There were a lot more very worthwhile recordings but one has to draw the line somewhere…

thegoldenringAudio recordings – In the CD category we have some Barbara Hannigan, new Canadian art song, reimagining of old myths, and two historical milestones.  Barbara makes the list with music by Hans Andriessen; let me tell you, and (with friends) music from early 20th century Vienna; Sehnsucht.  The Canadian art song is Jeffrey Ryan’s Found Frozen which includes his brilliant Emily Carr songs.  James Kallenbach’s Antigone looks at parallels between Sophocles’ heroine and the White Rose movement while Anthony Brandt and Neena Beeber’s Kassandra transfers the unfortunate prophetess to the world of Artificial Intelligence.  The first milestone is in the history of the genre of opera.  It’s Meyerbeer’s Robert le Diable which in. many ways defined the grand opera as it emerged n mid 19th century Paris.  The second milestone is a huge one in the history of recording opera.  It’s the first taster of the new, rather remarkable, restoration of Georg Solti’s recording of Wagner’s Ring.  This recording is the one that got sixteen year old schoolboy me excited about opera, an experience I share with Sir Donald Runnicles!
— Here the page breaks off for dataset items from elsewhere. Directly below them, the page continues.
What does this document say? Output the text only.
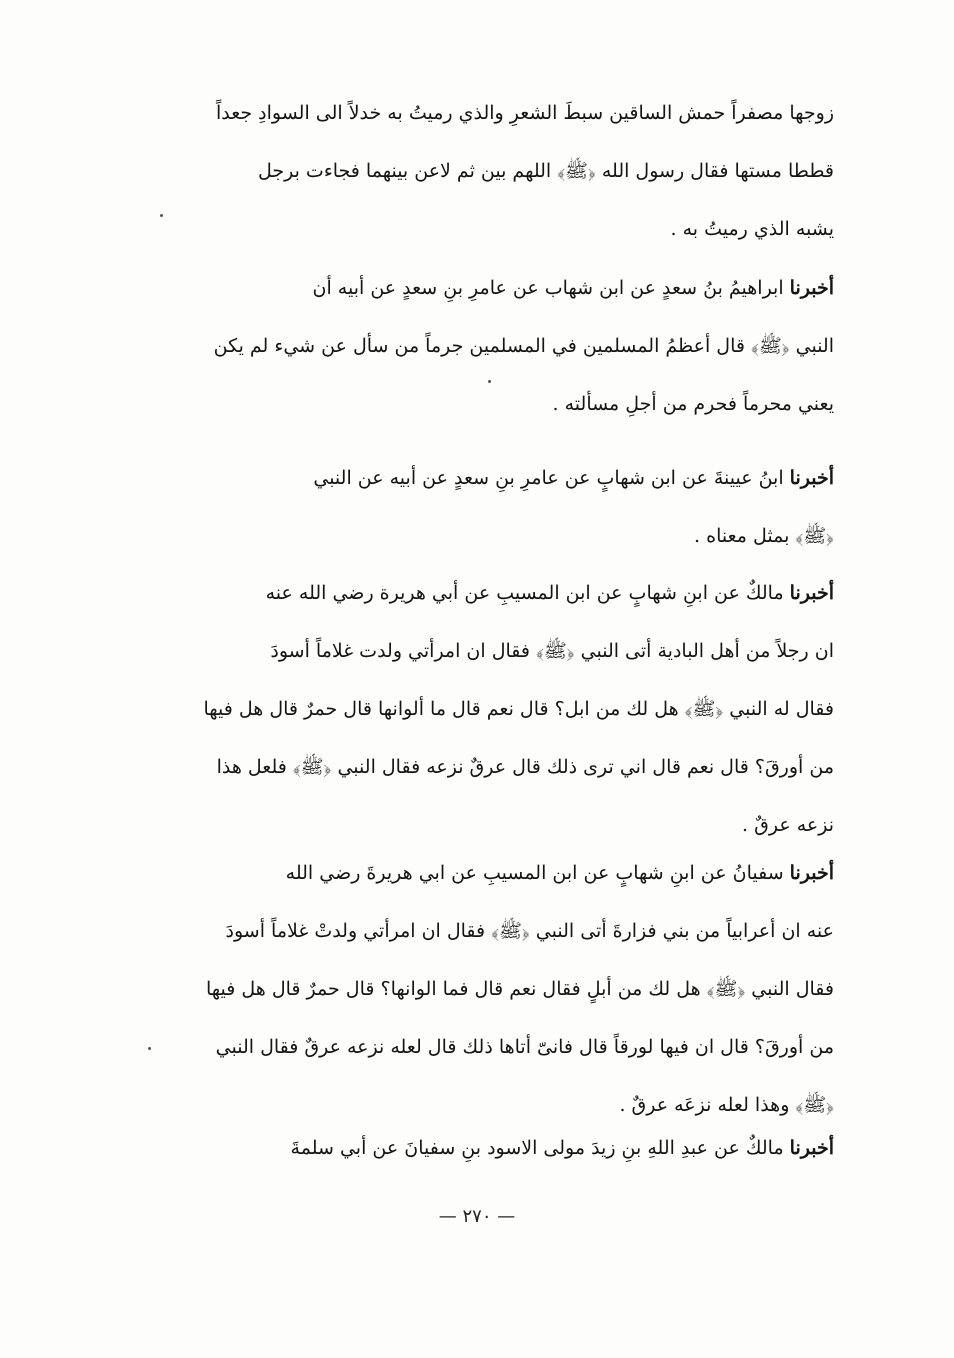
زوجها مصفراً حمش الساقين سبطَ الشعرِ والذي رميتُ به خدلاً الى السوادِ جعداً
قططا مستها فقال رسول الله ﴿ﷺ﴾ اللهم بين ثم لاعن بينهما فجاءت برجل
يشبه الذي رميتُ به .
أخبرنا ابراهيمُ بنُ سعدٍ عن ابن شهاب عن عامرِ بنِ سعدٍ عن أبيه أن
النبي ﴿ﷺ﴾ قال أعظمُ المسلمين في المسلمين جرماً من سأل عن شيء لم يكن
يعني محرماً فحرم من أجلِ مسألته .
أخبرنا ابنُ عيينةَ عن ابن شهابٍ عن عامرِ بنِ سعدٍ عن أبيه عن النبي
﴿ﷺ﴾ بمثل معناه .
أخبرنا مالكٌ عن ابنِ شهابٍ عن ابن المسيبِ عن أبي هريرة رضي الله عنه
ان رجلاً من أهل البادية أتى النبي ﴿ﷺ﴾ فقال ان امرأتي ولدت غلاماً أسودَ
فقال له النبي ﴿ﷺ﴾ هل لك من ابل؟ قال نعم قال ما ألوانها قال حمرٌ قال هل فيها
من أورقَ؟ قال نعم قال اني ترى ذلك قال عرقٌ نزعه فقال النبي ﴿ﷺ﴾ فلعل هذا
نزعه عرقٌ .
أخبرنا سفيانُ عن ابنِ شهابٍ عن ابن المسيبِ عن ابي هريرةَ رضي الله
عنه ان أعرابياً من بني فزارةَ أتى النبي ﴿ﷺ﴾ فقال ان امرأتي ولدتْ غلاماً أسودَ
فقال النبي ﴿ﷺ﴾ هل لك من أبلٍ فقال نعم قال فما الوانها؟ قال حمرٌ قال هل فيها
من أورقَ؟ قال ان فيها لورقاً قال فانىّ أتاها ذلك قال لعله نزعه عرقٌ فقال النبي
﴿ﷺ﴾ وهذا لعله نزعَه عرقٌ .
أخبرنا مالكٌ عن عبدِ اللهِ بنِ زيدَ مولى الاسود بنِ سفيانَ عن أبي سلمةَ
— ٢٧٠ —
ruckus_smSpecial lunchtime achievement award – The special lunchtime achievement award goes to Opera Revue.  Actually most of their show’s are a bit later than lunchtime but whatever.  Dani Friesen, Claire Harris, Alex Hajek and assorted friends were one of the first of the smaller groups to go live again, bringing opera and awful sweaters to dubious venues around the city and even managing a rather indescribable gala back in November.  If you haven’t tried one of their shows and you aren’t averse to slumming it a bit give them a go.

So that’s pretty much a wrap on 2022.  It was an odd year.  Conservatism prevailed, to a large extent and cerrtainly at the COC and the TSIO, in programming but it didn’t result in full houses.  The most successful shows tended to be the bolder ones.  The smaller companies are still largely missing from the Toronto scene.  .  What excitement there was came from the “middle ground” like Tapestry who had a really strong year and Soundstreams who also had a pretty good year.  I don’t know what the future holds for the smaller companies.  Costs have got silly, we pretty much missed a generation of students looking for performance opportunities and a lot of creative people have fled the cost of Toronto; none of which helped.  It will be interesting to see what 2023 brings.